Он внимательно смотрел на меня.
Я вспомнил, как смотрел ночью в голубые глаза Марго; покачал головой.
— Нет. Не люблю.
И тут же добавил:
— Но она красивая. И страстная. Всю спину мне ночью расцарапала, как кошка.
Я усмехнулся, заметил завистливый взгляд брата.
Кирилл закусил губу, опустил глаза.
— Серый, а как ты понял, что не любишь её? — спросил он.
Ветер взлохматил Киру волосы, сделал моему младшему брату причёску «а-ля одуванчик».
Я пожал плечами и произнёс:
— Ты ещё спроси у меня, что такое любовь…
Положил руку Киру на плечо.
— Просто знаю это, малой, — сказал я. — Просто знаю.
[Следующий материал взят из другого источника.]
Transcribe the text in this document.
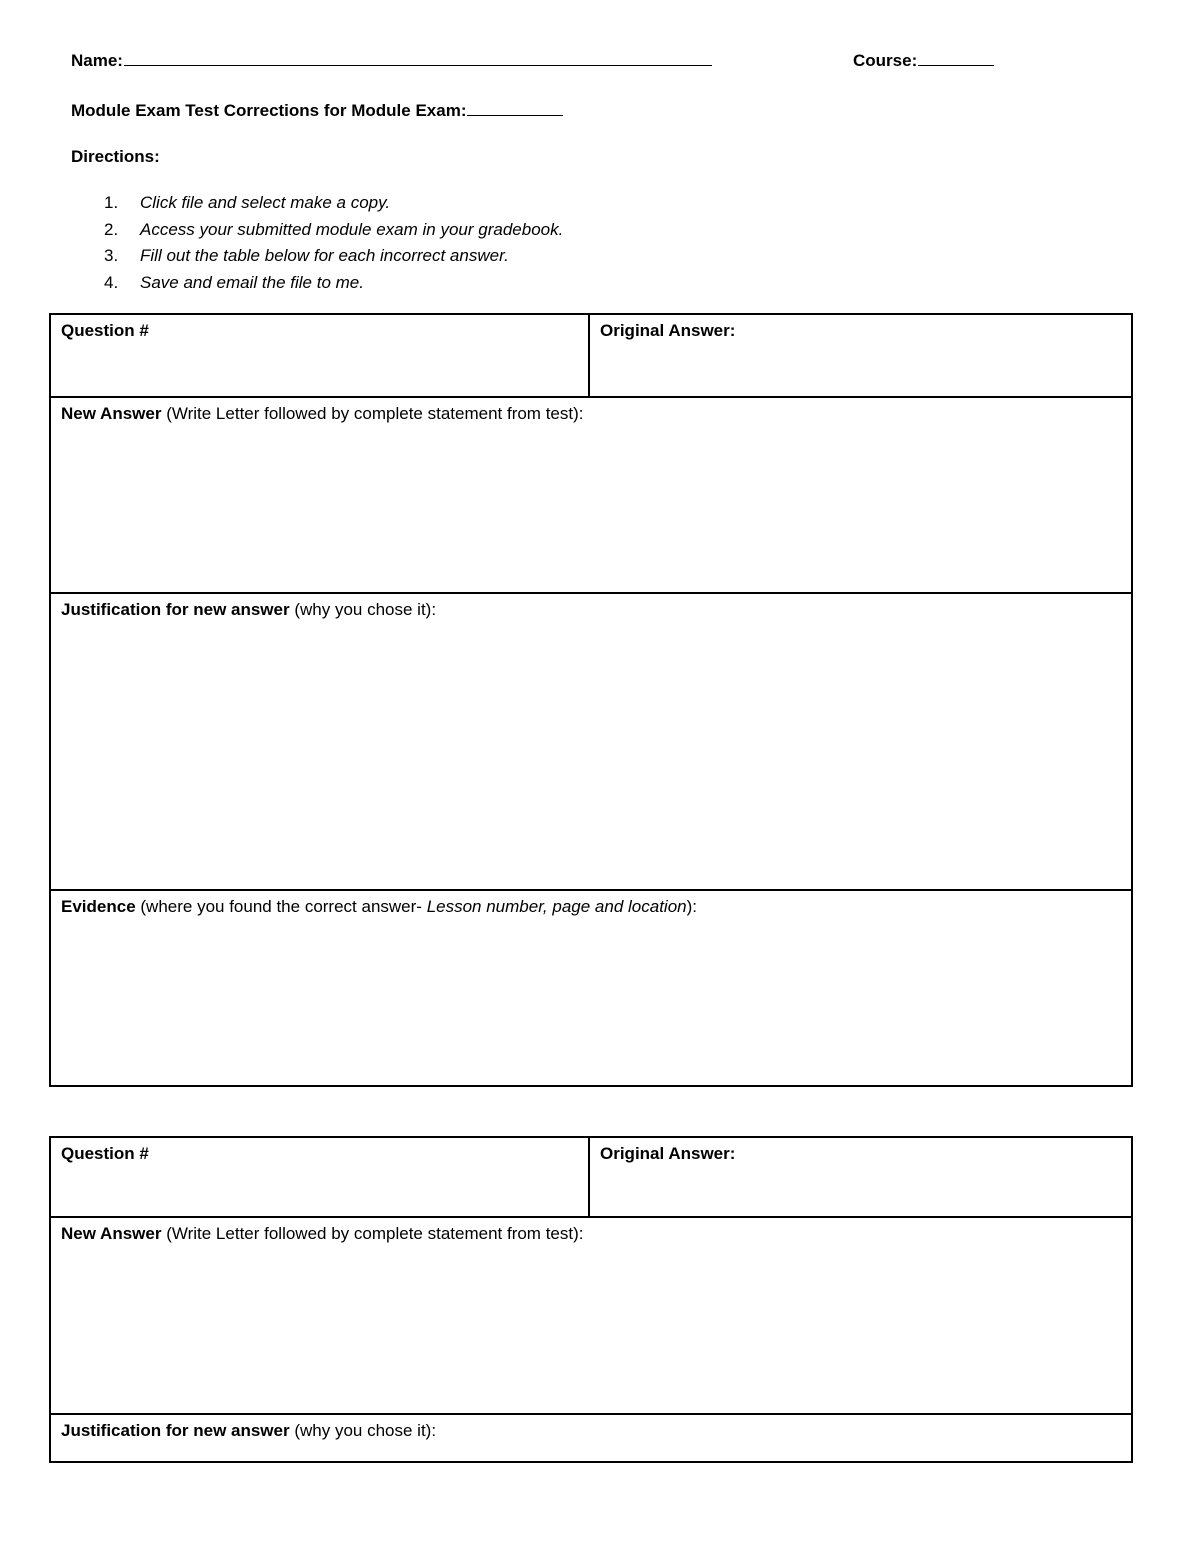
Name:	Course:
Module Exam Test Corrections for Module Exam:
Directions:
1. Click file and select make a copy.
2. Access your submitted module exam in your gradebook.
3. Fill out the table below for each incorrect answer.
4. Save and email the file to me.
Question #	Original Answer:
New Answer (Write Letter followed by complete statement from test):
Justification for new answer (why you chose it):
Evidence (where you found the correct answer- Lesson number, page and location):
Question #	Original Answer:
New Answer (Write Letter followed by complete statement from test):
Justification for new answer (why you chose it):
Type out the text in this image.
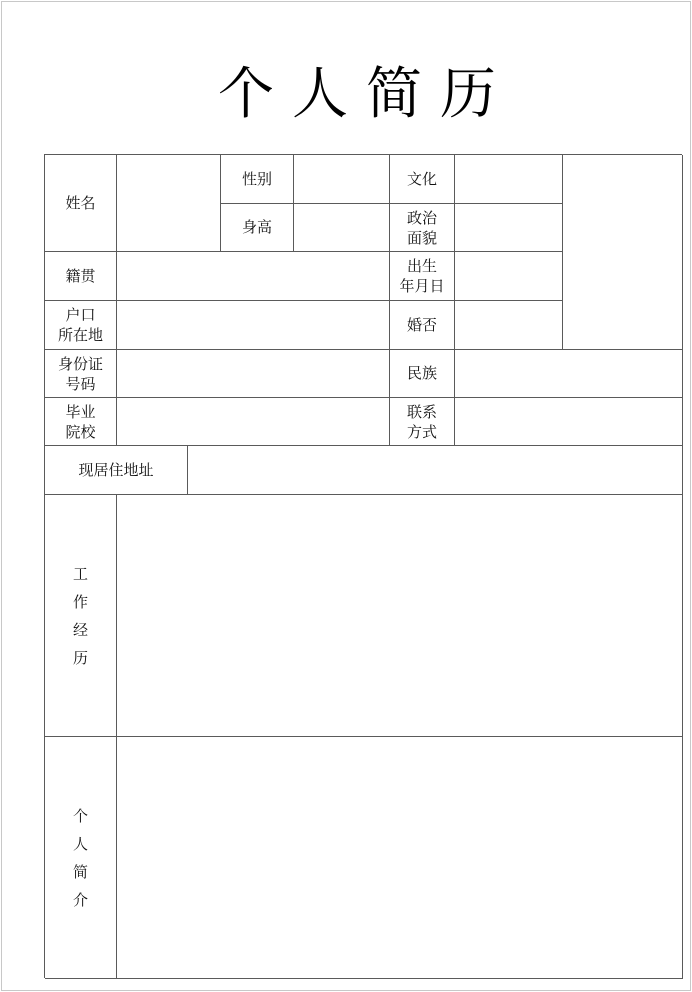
个人简历
姓名
性别	文化
身高
政治
面貌
籍贯
出生
年月日
户口
所在地
婚否
身份证
号码
民族
毕业
院校
联系
方式
现居住地址
工
作
经
历
个
人
简
介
Тортом я занялся сразу же по возвращении в общежитие. А параллельно с выпечкой коржей брауни почаёвничал вместе с младшим братом и с разбуженным, но не проснувшимся Артурчиком. Заходившие на кухню утром студенты с удивлением посматривали на меня и на дверцу духовки. И каждый приставал ко мне с вопросом «чем это пахнет». Потому что запах от коржей брауни шёл недурственный. Он провоцировал урчание голодных студенческих животов. Я заметил: обитатели общежития посматривали на источавшую соблазнительные ароматы газовую плиту, словно коты на мышь. Поэтому дежурил около плиты неотлучно. И даже чай мы с Киром и с Артуром пили здесь же: около окна, на чуть покачивавшемся кухонном столике.
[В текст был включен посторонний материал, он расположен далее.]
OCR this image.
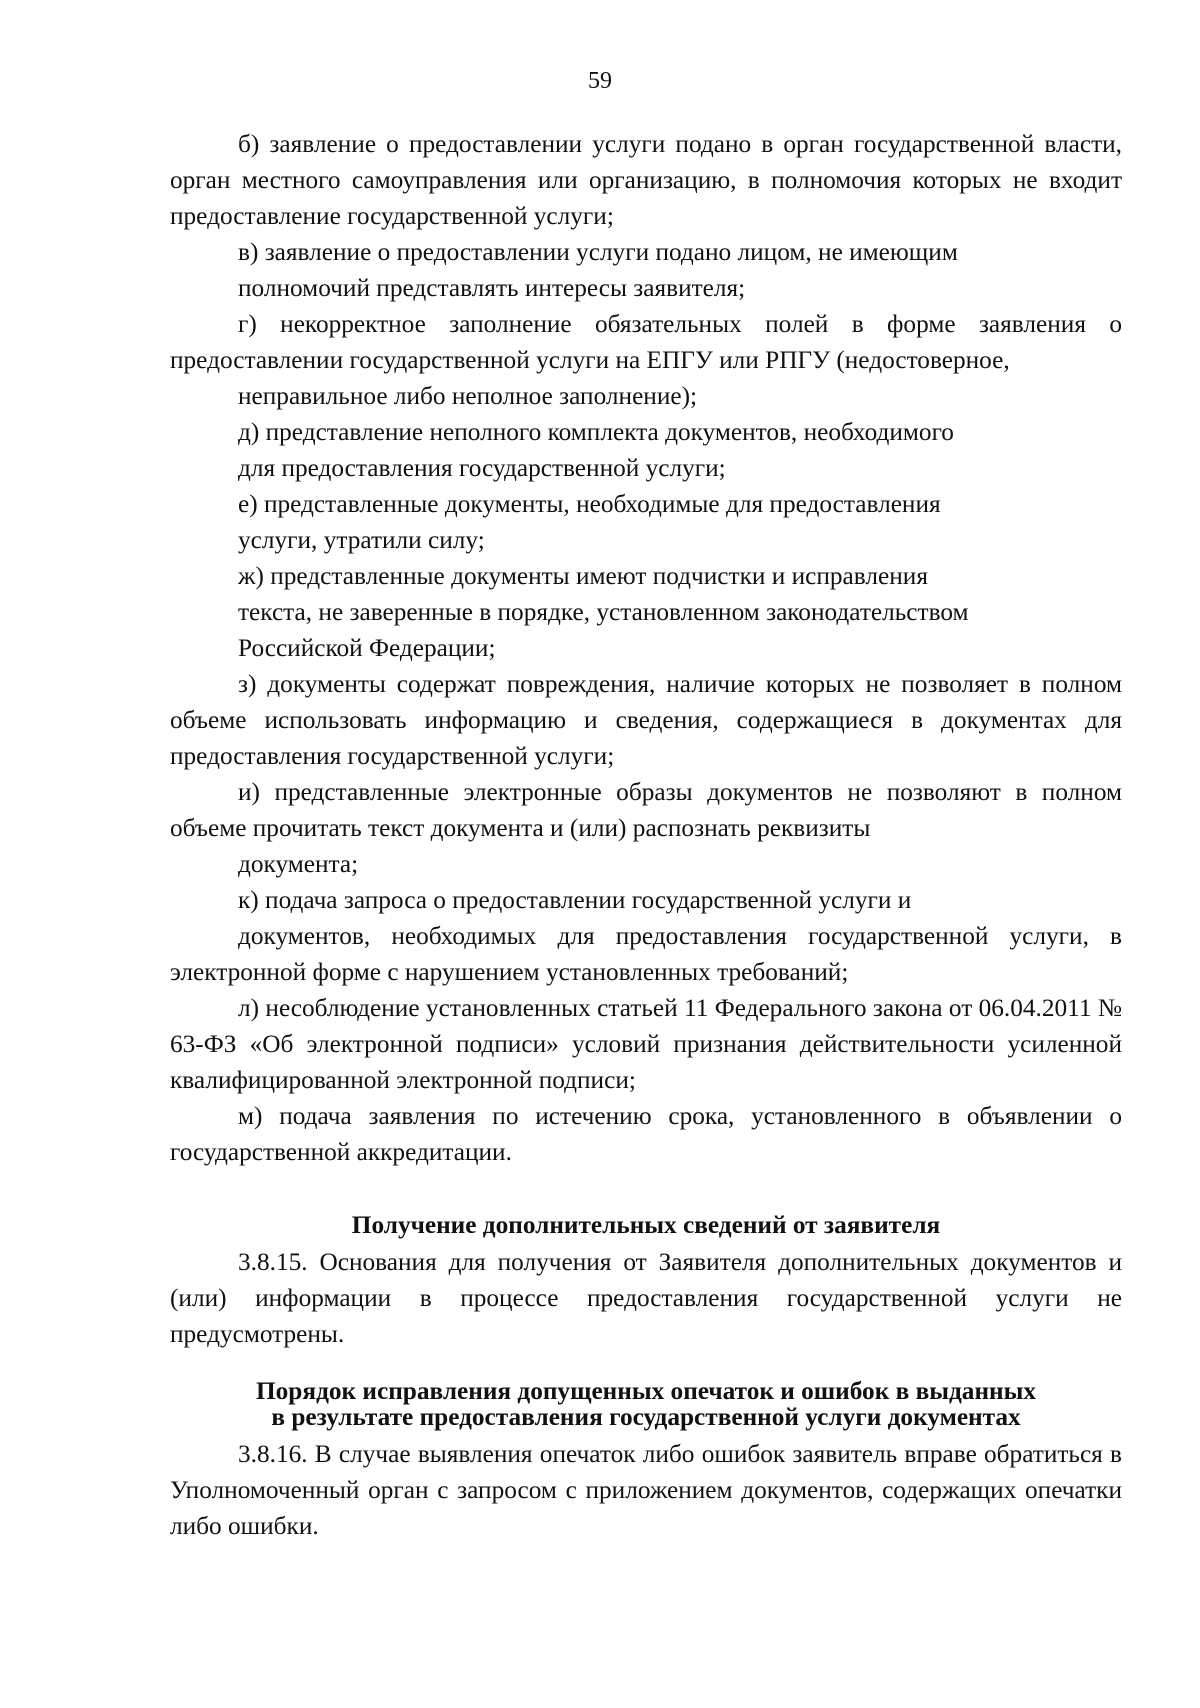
59

б) заявление о предоставлении услуги подано в орган государственной власти, орган местного самоуправления или организацию, в полномочия которых не входит предоставление государственной услуги;

в) заявление о предоставлении услуги подано лицом, не имеющим
полномочий представлять интересы заявителя;

г) некорректное заполнение обязательных полей в форме заявления о предоставлении государственной услуги на ЕПГУ или РПГУ (недостоверное,

неправильное либо неполное заполнение);
д) представление неполного комплекта документов, необходимого
для предоставления государственной услуги;
е) представленные документы, необходимые для предоставления
услуги, утратили силу;
ж) представленные документы имеют подчистки и исправления
текста, не заверенные в порядке, установленном законодательством
Российской Федерации;

з) документы содержат повреждения, наличие которых не позволяет в полном объеме использовать информацию и сведения, содержащиеся в документах для предоставления государственной услуги;

и) представленные электронные образы документов не позволяют в полном объеме прочитать текст документа и (или) распознать реквизиты

документа;
к) подача запроса о предоставлении государственной услуги и

документов, необходимых для предоставления государственной услуги, в электронной форме с нарушением установленных требований;

л) несоблюдение установленных статьей 11 Федерального закона от 06.04.2011 № 63-ФЗ «Об электронной подписи» условий признания действительности усиленной квалифицированной электронной подписи;

м) подача заявления по истечению срока, установленного в объявлении о государственной аккредитации.

Получение дополнительных сведений от заявителя

3.8.15. Основания для получения от Заявителя дополнительных документов и (или) информации в процессе предоставления государственной услуги не предусмотрены.

Порядок исправления допущенных опечаток и ошибок в выданных
в результате предоставления государственной услуги документах

3.8.16. В случае выявления опечаток либо ошибок заявитель вправе обратиться в Уполномоченный орган с запросом с приложением документов, содержащих опечатки либо ошибки.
На кухне я готовил и суфле «Птичье молоко» — делал это под пристальными любопытными взглядами Вовы Красильникова и Паши Мраморова. Парни уселись на подоконник, курили, задумчиво наблюдали за тем, как я взбивал венчиком яичные белки. Коржи к тому времени уже остыли и дожидались своей участи на письменном столе в моей комнате. Поначалу парни подшучивали надо мной. Но потом не на шутку заинтересовались процессом. Позабыли о дымящихся сигаретах — заворожено наблюдали за тем, как я проверял «высоту пиков». Смотрели, как я добавлял в смесь лимонную кислоту. Парни затаили дыхание, когда же я перевернул миску с белками вверх дном. И восторженно выдохнули, когда убедились: белковая масса осталась в миске.
— Где это ты так научился, Чёрный? — спросил Пашка.
— Армия, — сказал я, — это хорошая школа жизни. Сами в этом убедитесь, мужики, после института.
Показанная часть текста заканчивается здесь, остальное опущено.